2.  In April, 1996 the state code was based on the 1994 UBC.
3.  The area near Puget Sound has been UBC Zone 3 for many years (at least
since 1952).  However, the area of Zone 3 was extended considerably east and
south in the 1970 UBC and again in the 1988 UBC, and was extended south and
west in the 1994 UBC.  

Questions:
1.  Has design in the Puget Sound area been based on Seismic Zone 3 since
1975 when the UBC was adopted or was seismic design generally incorporated
prior to that date?

2.  Has seismic design in western Washington, which is now all in Seismic
Zone 3, been incorporated since 1975 (although maybe to the code applicable
at the time)?  Have Zone 3 requirements been enforced in western Washington
as those areas have been rezoned in the UBC or has there been lag time?  

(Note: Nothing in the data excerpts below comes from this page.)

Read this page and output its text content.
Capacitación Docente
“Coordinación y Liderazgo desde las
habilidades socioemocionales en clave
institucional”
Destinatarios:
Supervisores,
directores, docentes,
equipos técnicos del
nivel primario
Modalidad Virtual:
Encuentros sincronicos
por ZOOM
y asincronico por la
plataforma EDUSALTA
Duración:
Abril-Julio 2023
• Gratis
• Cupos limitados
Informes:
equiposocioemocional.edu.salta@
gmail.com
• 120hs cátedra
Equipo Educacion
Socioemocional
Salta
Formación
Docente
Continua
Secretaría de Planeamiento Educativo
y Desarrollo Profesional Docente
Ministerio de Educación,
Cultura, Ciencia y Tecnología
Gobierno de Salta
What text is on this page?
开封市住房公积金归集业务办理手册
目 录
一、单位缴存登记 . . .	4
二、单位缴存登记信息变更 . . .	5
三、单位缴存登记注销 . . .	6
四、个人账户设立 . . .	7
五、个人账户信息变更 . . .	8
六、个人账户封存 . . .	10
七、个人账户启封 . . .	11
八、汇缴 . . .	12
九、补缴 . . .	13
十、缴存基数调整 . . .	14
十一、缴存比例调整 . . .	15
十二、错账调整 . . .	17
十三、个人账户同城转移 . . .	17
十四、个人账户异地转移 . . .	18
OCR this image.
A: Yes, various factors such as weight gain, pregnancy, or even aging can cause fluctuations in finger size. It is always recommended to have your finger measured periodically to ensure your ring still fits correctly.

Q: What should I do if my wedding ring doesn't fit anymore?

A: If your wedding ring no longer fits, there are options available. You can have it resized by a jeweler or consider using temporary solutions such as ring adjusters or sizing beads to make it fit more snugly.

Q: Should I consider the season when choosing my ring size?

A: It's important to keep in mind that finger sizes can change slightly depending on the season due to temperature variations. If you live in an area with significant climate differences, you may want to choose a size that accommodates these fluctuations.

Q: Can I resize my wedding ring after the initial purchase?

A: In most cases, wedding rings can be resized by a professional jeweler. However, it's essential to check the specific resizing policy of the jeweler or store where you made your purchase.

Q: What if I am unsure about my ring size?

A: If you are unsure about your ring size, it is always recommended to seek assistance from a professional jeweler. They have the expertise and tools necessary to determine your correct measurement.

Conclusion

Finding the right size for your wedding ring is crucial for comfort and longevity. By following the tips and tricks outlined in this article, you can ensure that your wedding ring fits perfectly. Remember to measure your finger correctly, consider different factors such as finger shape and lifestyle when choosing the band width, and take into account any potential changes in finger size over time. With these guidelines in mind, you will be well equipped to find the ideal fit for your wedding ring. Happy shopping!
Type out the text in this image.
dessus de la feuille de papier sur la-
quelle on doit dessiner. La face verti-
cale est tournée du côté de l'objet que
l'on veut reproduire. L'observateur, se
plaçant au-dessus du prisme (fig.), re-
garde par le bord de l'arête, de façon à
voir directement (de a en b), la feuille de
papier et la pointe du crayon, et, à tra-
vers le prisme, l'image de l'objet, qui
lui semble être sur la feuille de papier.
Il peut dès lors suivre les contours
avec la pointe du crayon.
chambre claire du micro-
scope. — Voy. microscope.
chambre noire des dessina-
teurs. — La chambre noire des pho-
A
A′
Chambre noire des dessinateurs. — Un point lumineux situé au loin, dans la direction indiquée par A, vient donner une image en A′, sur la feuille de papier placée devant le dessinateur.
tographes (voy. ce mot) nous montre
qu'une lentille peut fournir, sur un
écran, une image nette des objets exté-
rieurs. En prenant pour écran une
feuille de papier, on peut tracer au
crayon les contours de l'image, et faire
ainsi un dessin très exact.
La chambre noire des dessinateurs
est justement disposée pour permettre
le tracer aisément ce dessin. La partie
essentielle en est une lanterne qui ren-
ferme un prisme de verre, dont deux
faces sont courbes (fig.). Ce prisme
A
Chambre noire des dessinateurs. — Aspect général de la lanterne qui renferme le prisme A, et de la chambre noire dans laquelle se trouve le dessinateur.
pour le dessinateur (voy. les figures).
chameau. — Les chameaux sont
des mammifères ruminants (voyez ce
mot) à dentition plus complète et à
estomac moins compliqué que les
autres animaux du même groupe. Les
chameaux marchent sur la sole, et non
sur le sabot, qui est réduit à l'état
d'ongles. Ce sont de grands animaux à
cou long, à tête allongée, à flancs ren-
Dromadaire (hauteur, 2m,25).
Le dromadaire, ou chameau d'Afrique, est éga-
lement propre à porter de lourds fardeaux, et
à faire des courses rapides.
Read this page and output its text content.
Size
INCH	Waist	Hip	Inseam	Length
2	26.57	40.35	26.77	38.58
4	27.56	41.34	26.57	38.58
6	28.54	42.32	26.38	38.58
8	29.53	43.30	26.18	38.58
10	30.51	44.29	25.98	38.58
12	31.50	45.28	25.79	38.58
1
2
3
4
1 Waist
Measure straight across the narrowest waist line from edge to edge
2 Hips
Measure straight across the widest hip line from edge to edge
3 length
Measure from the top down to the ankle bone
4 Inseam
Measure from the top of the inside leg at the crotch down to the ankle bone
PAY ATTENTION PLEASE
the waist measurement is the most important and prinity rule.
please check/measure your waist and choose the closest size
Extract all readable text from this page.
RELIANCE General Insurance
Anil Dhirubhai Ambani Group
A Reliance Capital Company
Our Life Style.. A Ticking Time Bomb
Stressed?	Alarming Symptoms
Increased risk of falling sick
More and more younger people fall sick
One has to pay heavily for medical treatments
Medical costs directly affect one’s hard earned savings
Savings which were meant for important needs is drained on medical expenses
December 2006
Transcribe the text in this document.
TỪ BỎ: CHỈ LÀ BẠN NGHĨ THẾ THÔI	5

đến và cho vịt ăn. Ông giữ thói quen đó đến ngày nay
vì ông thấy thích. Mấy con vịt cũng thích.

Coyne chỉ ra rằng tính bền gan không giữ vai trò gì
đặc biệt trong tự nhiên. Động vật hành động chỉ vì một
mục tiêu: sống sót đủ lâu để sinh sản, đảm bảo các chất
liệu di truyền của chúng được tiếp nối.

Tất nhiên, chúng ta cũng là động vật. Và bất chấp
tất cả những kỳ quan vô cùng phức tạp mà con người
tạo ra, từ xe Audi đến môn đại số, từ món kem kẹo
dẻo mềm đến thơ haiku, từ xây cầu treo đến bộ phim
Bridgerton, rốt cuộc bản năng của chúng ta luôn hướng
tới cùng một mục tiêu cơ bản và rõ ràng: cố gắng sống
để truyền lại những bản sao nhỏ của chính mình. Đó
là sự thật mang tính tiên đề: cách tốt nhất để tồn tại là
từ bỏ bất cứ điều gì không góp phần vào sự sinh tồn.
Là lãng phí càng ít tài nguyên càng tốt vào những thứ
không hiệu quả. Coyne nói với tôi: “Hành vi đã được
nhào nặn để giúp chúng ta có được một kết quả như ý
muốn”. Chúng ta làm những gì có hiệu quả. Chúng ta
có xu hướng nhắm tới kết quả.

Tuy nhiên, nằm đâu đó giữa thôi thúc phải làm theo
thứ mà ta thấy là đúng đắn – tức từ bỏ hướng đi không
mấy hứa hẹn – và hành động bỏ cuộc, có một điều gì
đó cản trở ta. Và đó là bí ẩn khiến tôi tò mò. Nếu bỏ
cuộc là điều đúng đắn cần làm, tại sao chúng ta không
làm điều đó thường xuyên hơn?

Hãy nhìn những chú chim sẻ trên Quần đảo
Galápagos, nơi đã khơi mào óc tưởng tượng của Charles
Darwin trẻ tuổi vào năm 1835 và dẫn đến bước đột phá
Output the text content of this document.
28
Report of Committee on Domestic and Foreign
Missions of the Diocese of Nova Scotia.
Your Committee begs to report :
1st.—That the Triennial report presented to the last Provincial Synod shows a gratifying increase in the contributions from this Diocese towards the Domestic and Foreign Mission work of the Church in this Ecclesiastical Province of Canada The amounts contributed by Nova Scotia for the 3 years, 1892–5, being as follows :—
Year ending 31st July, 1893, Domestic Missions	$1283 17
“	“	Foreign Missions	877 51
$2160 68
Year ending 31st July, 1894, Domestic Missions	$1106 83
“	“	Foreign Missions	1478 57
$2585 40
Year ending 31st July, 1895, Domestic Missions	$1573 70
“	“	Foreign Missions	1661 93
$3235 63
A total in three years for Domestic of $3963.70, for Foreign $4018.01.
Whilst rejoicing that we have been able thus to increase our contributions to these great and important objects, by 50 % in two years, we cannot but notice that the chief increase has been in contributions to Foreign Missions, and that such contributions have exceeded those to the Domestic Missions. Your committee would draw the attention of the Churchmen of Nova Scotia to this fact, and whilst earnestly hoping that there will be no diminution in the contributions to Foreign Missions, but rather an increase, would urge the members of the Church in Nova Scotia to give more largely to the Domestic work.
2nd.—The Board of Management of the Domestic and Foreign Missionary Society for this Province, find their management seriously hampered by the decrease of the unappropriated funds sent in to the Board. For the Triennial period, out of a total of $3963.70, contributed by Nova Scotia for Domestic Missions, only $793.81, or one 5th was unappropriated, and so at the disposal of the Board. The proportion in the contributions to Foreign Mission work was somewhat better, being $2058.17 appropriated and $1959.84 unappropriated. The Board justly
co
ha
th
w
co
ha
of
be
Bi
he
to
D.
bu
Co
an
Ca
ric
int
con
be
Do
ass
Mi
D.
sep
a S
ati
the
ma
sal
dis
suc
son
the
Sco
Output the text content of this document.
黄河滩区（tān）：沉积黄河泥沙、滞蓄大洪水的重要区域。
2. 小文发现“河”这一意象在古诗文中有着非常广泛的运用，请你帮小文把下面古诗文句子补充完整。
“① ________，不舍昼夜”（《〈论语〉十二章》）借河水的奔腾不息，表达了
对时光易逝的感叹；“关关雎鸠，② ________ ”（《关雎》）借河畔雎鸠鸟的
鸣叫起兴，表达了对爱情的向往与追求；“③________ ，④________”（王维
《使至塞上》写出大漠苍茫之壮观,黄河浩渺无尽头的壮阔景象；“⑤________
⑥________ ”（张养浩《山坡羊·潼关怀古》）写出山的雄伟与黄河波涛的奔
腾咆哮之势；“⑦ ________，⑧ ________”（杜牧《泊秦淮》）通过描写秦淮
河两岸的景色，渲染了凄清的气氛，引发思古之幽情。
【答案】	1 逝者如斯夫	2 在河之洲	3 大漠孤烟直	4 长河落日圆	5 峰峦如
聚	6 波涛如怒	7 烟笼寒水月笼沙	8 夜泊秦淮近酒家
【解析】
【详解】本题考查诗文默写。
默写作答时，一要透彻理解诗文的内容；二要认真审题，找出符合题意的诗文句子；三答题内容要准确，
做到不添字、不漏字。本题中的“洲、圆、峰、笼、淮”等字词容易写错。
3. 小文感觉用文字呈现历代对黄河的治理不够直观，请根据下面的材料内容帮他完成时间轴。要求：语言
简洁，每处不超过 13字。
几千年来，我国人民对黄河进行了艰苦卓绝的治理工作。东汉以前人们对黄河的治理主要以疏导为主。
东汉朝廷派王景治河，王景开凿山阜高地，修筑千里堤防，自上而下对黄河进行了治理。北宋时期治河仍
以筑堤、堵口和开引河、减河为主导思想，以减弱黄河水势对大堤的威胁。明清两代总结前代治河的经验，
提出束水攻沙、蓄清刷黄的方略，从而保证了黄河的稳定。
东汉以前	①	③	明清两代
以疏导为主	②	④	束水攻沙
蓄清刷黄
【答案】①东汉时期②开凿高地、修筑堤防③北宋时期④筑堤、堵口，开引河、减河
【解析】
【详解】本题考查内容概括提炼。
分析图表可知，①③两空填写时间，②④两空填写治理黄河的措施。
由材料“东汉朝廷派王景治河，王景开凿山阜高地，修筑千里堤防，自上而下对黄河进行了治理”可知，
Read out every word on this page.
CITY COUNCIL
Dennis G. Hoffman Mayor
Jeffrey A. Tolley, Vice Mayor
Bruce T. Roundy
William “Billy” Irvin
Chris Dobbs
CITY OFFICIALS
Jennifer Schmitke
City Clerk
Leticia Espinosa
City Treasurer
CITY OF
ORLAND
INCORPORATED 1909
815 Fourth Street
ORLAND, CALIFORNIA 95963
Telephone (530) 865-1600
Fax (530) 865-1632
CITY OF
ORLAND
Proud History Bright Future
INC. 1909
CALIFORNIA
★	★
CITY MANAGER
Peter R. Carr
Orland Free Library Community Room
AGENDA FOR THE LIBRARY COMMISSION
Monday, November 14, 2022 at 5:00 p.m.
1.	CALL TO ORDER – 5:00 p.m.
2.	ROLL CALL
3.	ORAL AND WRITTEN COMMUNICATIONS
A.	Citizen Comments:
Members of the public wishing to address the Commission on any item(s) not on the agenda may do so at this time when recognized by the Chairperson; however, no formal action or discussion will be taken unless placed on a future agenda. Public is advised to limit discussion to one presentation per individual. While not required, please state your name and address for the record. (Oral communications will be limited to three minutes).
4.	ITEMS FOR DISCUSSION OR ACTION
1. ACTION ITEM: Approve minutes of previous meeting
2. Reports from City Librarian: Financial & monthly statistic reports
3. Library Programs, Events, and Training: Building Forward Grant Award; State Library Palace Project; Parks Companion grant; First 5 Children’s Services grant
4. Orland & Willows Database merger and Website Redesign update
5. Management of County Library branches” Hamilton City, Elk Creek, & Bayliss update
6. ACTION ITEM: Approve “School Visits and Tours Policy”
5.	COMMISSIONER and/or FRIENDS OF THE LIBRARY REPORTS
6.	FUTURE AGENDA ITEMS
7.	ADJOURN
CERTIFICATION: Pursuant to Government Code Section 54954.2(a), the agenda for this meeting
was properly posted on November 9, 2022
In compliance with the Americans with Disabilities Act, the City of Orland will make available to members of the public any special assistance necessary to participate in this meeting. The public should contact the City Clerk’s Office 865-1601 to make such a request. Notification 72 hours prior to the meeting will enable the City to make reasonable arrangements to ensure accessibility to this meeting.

3.  How has seismic design been handled in eastern Washington (the area that
is now Zone 2B)?  

4.  On a broad brush basis, are there dates of construction that would
indicate that seismic design has or has not been incorporated?  Are these
different for different regions (for example, the area surrounding Puget
Sound, other areas of western Washington, and eastern Washington)?